In the face of brute force, chaos, destruction, and death, there will always be those who give of themselves for the greater good and in the service of others. The Marines, Corpsman, and Soldier that paid the ultimate price that day were serving something so much greater than the United States - they were serving human beings in the uncertainty and chaos of war.

This trio does an even poorer job of paying homage to them than the original wind band work, but its inclusion on my first program seemed a necessity. As long as there is love in the hearts of strong men and women, there is hope in the world; we can build on that hope. A better world is within our grasp.

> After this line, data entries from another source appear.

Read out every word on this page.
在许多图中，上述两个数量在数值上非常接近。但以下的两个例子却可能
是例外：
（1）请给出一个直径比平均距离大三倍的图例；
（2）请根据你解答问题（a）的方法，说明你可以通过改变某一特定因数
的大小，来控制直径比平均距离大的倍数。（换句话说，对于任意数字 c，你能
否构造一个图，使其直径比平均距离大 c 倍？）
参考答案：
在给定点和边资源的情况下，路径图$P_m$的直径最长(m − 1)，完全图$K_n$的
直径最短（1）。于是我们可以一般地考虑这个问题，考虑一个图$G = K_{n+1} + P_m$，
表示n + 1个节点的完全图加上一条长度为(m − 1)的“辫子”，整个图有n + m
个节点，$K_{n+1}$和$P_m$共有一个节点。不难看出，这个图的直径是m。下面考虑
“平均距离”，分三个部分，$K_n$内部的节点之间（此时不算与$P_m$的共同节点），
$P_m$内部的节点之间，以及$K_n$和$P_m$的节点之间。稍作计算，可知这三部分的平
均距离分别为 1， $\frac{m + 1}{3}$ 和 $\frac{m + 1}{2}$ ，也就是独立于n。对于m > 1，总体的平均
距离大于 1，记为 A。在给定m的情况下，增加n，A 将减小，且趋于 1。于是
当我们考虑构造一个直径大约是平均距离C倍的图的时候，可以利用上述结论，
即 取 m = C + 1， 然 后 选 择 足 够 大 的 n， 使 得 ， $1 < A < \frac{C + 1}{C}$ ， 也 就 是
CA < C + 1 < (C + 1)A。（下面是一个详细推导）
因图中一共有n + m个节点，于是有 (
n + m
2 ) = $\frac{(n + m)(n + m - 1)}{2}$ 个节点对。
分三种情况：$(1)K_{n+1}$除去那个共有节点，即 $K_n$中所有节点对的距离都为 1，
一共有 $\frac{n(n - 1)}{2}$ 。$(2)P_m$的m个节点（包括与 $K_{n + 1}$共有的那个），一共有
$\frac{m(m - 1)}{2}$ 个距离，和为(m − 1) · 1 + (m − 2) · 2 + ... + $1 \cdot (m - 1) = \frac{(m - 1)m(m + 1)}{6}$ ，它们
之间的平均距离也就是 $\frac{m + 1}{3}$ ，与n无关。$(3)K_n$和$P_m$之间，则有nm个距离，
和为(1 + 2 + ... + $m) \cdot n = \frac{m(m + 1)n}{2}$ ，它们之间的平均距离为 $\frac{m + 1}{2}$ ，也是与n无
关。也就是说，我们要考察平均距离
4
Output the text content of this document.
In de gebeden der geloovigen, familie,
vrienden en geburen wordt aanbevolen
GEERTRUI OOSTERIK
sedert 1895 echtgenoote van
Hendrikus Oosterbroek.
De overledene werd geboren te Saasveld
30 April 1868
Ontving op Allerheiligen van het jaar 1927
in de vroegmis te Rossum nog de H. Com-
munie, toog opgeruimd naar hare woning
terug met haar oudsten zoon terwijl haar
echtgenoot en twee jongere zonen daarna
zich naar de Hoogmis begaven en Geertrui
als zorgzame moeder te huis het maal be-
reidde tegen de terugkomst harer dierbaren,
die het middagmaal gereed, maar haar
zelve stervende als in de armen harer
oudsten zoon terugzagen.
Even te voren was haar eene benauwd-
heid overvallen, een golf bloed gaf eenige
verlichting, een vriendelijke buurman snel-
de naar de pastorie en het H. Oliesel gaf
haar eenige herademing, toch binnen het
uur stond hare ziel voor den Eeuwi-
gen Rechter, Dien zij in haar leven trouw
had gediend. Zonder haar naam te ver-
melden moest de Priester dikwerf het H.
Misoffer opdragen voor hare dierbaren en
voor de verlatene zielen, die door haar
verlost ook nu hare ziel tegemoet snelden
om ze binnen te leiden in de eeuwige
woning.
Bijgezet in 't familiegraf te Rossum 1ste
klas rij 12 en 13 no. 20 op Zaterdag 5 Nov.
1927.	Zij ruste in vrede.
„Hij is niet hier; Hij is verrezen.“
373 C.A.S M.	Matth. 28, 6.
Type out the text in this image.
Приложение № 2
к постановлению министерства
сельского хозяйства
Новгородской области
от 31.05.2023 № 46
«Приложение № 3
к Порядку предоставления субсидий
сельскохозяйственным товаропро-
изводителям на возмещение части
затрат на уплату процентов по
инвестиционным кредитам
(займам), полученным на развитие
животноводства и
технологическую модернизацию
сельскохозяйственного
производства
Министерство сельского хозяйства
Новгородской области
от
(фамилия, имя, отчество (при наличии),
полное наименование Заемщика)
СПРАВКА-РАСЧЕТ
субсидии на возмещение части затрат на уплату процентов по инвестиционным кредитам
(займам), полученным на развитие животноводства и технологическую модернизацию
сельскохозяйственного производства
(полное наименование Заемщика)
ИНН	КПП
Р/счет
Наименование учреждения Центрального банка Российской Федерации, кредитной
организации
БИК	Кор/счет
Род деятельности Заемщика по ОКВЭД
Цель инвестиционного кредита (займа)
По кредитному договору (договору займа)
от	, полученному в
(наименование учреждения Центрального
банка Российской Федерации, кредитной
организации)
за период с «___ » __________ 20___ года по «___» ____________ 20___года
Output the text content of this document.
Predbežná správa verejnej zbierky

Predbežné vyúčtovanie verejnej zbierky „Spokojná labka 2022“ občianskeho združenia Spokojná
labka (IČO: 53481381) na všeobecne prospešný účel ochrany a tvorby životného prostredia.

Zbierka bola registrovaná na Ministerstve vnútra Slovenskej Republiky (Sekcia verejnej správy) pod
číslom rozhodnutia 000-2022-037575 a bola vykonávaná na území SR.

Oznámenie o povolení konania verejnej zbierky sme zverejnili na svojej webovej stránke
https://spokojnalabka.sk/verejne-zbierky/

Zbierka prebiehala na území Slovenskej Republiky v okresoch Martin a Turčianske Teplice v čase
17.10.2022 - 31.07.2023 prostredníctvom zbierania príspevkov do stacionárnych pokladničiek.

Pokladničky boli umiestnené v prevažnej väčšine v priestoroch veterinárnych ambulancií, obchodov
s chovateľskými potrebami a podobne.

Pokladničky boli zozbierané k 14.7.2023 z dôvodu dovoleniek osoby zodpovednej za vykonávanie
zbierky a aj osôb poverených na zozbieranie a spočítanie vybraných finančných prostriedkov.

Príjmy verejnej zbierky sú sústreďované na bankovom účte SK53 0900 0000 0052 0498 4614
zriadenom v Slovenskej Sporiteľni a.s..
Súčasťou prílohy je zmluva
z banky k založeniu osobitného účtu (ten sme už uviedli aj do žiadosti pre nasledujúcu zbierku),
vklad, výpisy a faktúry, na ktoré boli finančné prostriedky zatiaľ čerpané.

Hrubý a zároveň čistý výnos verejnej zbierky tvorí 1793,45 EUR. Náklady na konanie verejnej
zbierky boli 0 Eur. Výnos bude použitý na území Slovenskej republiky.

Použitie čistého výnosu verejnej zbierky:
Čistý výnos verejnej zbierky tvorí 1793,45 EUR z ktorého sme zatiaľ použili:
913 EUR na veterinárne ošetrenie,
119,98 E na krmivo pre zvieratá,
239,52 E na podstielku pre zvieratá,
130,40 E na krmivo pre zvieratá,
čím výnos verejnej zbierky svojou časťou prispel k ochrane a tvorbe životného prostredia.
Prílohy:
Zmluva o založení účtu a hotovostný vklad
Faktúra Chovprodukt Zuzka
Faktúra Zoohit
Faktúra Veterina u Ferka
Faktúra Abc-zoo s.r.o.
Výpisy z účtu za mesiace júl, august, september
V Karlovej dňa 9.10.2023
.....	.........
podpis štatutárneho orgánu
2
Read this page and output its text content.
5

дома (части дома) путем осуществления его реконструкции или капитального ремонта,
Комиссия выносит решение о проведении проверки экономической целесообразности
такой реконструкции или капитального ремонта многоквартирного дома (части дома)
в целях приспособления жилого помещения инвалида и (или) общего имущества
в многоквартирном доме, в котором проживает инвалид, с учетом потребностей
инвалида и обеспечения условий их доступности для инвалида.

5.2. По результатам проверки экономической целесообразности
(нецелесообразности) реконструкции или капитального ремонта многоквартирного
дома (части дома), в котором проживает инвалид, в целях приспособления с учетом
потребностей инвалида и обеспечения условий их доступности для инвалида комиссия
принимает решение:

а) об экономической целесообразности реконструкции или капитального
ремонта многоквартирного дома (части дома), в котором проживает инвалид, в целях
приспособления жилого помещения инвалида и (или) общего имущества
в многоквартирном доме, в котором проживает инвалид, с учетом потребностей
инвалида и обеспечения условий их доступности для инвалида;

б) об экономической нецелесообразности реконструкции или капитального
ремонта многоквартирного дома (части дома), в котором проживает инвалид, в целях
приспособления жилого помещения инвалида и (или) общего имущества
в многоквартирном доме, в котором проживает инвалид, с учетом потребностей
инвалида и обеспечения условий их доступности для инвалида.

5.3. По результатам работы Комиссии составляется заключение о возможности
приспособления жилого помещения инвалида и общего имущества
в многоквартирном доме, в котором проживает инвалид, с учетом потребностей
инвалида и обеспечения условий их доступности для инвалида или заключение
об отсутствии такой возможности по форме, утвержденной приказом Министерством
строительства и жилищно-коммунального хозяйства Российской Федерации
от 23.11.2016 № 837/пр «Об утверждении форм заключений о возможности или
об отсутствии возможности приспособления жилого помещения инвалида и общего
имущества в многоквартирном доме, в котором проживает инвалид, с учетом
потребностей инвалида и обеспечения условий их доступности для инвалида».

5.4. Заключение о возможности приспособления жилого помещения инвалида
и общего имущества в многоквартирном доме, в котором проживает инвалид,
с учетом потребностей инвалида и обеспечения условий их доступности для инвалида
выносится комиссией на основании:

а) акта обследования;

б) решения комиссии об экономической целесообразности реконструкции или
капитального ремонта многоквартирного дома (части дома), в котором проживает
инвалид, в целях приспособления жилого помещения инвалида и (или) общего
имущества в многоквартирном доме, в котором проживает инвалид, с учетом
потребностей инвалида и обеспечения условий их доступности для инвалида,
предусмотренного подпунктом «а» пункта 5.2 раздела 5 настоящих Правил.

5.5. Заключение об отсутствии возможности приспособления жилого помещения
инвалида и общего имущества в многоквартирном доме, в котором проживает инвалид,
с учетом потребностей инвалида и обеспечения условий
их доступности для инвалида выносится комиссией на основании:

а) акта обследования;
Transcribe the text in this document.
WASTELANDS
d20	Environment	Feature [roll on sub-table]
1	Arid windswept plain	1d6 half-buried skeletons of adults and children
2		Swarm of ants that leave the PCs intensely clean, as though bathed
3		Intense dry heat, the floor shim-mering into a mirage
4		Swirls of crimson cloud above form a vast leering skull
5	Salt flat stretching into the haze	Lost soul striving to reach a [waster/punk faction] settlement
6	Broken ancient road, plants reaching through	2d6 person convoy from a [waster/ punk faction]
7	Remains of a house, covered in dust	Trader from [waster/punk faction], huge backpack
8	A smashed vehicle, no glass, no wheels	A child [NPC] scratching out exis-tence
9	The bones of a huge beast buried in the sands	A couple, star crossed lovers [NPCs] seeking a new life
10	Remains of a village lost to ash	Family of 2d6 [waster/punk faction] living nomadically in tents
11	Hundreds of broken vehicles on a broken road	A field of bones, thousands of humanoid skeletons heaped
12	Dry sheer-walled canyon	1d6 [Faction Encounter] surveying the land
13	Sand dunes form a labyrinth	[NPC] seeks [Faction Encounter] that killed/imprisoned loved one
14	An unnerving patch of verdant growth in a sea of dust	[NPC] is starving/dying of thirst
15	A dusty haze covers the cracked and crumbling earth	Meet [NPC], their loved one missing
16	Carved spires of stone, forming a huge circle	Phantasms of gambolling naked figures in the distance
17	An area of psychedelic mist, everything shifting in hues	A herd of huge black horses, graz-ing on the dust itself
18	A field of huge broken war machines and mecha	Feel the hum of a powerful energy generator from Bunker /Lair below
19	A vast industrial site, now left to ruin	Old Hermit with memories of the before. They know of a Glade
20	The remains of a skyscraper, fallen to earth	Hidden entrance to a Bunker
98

Staff Sgt. Darin T. Hoover, 31

Sgt. Johanny Rosario Pichardo, 25

Sgt. Nicole Gee, 23

Cpl. Hunter Lopez, 22

Cpl. Daegan W. Page, 23

Cpl. Humberto A. Sanchez, 22

Lance Cpl. David L. Espinoza, 20

Lance Cpl. Jared M. Schmitz, 20

Lance Cpl. Rylee J. McCollum, 20

Lance Cpl. Dylan R. Merola, 20

Lance Cpl. Kareem M. Nikoui, 20

Navy Corpsman Maxton W. Soviak, 22

Army Staff Sgt. Ryan C. Knauss, 23

To all who pay the price of service to others with everything that they are. Fair winds, and following seas. Until Valhalla.

Immeasurable thanks to my family, for supporting this crazy dream and enabling me to pursue this world of fancies that is music; to my brother, for igniting in me the fire to want to build a better world with more love and kindness; mentors like Jim Montgomery for teaching me how to build a space in which you can let others find their voice, and to always be a safe space for your students to discover the world; Dr. Abagail Pack for being a fount of affirmation and enthusiasm, along with the technical and pedagogical proficiency of a deity; Christian for letting me drag him into anything, even against his better judgements; and Ye for so readily jumping in to support me trying to figure out how to say something without being encumbered by words. An eternal debt to all those who dedicate their life to the service of others. We stand on the shoulders of giants, and I am a product of every person that has passed through my life.

My sincerest gratitude to all of you who shared this moment with us, and doubly so to anyone who made it reading through this texted-narrative of what I hope is an equally-narrative musical performance. Even in the face of the worst, life is worthwhile when we share in it together.

Fair winds and following seas; Semper Fidelis.